Artists draw attention to Johnson Creek

You might be surprised to see which outer East Portland neighborhood volunteer is also a fine oil-painting artist! And, you’ll learn about a new, and perhaps annual, event that benefits the Johnson Creek Watershed Council …

Johnson Creek Watershed Council’s outreach associate, Marty Urman, and executive director, Matt Clark, welcome guests to the first Johnson Creek Community Art Show.

Story and photos by David F. Ashton
Inspired by scenes along Johnson Creek, fifteen artists took out their easels, pencils and paints, and created magnificent works of art during September.

These works of art then  on display – and up for sale – at the brand new Umpqua Bank in Sellwood, on October 1. “It’s our Johnson Creek Community Art Show,” said Matt Clark, executive director of Johnson Creek Watershed Council (JCWC). “We’re happy so many people have come to the show.”

More than 100 visitors met the artists at the this, the first Johnson Creek Community Art Show, held in East Portland.
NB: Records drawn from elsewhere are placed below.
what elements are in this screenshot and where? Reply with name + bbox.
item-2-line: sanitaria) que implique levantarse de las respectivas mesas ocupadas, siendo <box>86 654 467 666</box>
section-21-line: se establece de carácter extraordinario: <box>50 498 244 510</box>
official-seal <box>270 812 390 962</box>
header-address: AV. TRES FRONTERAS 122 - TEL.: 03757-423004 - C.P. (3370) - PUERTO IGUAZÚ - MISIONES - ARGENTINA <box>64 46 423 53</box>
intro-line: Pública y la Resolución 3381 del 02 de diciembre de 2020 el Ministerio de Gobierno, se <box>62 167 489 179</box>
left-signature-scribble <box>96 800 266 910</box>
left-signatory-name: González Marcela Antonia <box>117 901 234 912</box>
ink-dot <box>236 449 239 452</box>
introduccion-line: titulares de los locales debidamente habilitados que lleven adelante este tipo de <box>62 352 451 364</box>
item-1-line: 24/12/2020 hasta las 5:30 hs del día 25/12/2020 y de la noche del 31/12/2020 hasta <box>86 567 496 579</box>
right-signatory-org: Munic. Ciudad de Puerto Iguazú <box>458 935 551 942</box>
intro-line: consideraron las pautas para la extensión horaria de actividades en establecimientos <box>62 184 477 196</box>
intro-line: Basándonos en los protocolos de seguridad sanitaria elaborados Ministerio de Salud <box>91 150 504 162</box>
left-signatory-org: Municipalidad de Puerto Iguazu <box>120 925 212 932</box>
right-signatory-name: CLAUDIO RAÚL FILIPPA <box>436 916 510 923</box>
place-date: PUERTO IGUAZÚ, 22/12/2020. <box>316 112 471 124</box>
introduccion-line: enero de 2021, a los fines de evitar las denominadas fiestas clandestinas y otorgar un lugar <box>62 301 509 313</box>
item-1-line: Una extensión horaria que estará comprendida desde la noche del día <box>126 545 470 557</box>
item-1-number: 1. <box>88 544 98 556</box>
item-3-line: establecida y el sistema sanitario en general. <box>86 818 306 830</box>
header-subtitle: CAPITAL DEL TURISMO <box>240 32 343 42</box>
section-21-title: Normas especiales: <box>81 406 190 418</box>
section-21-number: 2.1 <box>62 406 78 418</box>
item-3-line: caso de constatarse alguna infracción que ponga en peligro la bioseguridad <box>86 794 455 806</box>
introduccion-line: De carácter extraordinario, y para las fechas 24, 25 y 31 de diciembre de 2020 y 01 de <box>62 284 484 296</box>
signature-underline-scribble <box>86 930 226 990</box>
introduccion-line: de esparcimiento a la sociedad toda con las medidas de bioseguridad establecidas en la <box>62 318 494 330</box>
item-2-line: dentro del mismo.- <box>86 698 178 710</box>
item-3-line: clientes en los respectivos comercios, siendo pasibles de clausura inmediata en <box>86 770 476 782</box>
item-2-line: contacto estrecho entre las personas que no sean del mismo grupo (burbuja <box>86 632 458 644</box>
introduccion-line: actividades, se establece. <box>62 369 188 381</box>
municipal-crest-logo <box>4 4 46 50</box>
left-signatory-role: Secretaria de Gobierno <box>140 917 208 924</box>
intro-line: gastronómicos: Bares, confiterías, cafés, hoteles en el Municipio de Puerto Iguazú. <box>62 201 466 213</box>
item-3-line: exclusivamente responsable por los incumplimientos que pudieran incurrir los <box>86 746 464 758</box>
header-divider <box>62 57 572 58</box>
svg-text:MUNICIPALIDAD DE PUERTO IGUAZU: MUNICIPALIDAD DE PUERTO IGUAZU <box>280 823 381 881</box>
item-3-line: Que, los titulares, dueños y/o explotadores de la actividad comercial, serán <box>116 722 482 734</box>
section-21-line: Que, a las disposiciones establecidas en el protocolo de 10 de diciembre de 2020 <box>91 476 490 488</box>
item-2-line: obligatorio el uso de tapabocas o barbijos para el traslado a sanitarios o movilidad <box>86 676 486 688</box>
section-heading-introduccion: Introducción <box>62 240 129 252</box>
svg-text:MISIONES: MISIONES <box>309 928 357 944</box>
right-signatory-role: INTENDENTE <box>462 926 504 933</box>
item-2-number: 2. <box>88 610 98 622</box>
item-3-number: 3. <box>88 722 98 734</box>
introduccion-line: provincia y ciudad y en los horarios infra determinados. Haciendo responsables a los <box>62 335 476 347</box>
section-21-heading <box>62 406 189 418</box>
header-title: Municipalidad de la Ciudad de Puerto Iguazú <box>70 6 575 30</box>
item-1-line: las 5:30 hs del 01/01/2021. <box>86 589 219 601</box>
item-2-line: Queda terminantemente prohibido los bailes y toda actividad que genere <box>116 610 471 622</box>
“We’ve gotten so much excitement, and seen a lot of interest in this project,” Clark added. This new event is the brainchild of Marty Urman and our former Community Outreach Coordinator, Laurie Sams. The artwork is beautiful; the turnout is astounding.”

JCWC’s outreach associate, Marty Urman, was all smiles about the event. “This project has been ‘in my head’ for years – to put together an art show that reflected the watershed. I am completely impressed with the level of artistry we’re seeing. As an artist, myself, I can say that all of these pieces beautifully represent the watershed.”

Powellhurst Gilbert’s Dolores Wood displays works
One of the artists displaying works at the show was Powellhurst Gilbert neighborhood’s Dolores Wood.  We’ve often seen her, as Chair of the neighborhood’s Greening Committee, volunteering along Johnson Creek during restoration events and at other nature restoration efforts.

But we had no idea that Wood was also a fine artist!

Powellhurst Gilbert artist Dolores Wood, displays her paintings of Johnson Creek near Leach Botanical Garden, and Reed College.

“I made these paintings, and have them for sale here, to help raise funds to restore the Johnson Creek watershed,” Wood told us. “I am donating a portion of the proceeds from the sale of my paintings to their work.

“Art has been a life-long interest of mine,” Wood continued. “I did my first painting when I was about five years old. My mom gave me a paint-by-number set, and I didn’t like it because they didn’t blend the colors. I just turned the board over, and made my own painting on the other side.”

When Wood heard about the Johnson Creek Days ‘Paint Out’ event in September – JCWC arranged for artists to meet and paint on three Saturdays – she decided to participate. “I like the idea of local artists painting and illustrating scenes depicting and highlighting Johnson Creek. I attended sessions at Leach Botanical Garden, and Reed College. I just set up my easel and paints, and I went to work. You see the result here.”

The result, in our opinion, was two astonishingly beautiful works of art.

Wood said she likes working with JCWC because “Mother Nature is having enough trouble balancing her act.  If people don’t take the time to help out, it’s going to be even worse in the future.  It’s a matter of protecting the ecology and environment of our area. I volunteer when I can, to help out.”

Brentwood Darlington artist, Sarah Ferguson, shows her works, a scene in Reed Canyon, at Tiedemann Johnson Park.

Another of the artists displaying works at the show was Brentwood-Darlington resident Sarah Ferguson.

“I’ve been meaning to do some painting near Johnson Creek,” Ferguson said, as she showed off two of her works. “September’s Johnson Creek Days ‘Paint Out’ – they arranged for artists to meet and paint on three Saturdays – inspired me to get out on three different weekends to go out and paint.”

One of her works was a scene in Reed Canyon, and the other one was in Tideman- Johnson Park. “That one’s a view from the bridge closest to 45th Avenue, where the beavers hang out.”

Involved in fine art for more than 30 years, Ferguson frequently works in schools with the Artist in Residency program, she said. “I’m happy to support JCWC; I’m really impressed with the restoration work in which they’ve become involved.”

Ashley Bannon and Gretchen Matthey admire a bronze, “Crown Jewel” by sculptor Laran R. Ghiglieri, supplied to the event by Masterpiece Investments.

Will there be another “Paint Out” and Johnson Creek Community Art Show next year? “I’m certain there will be, Clark predicted.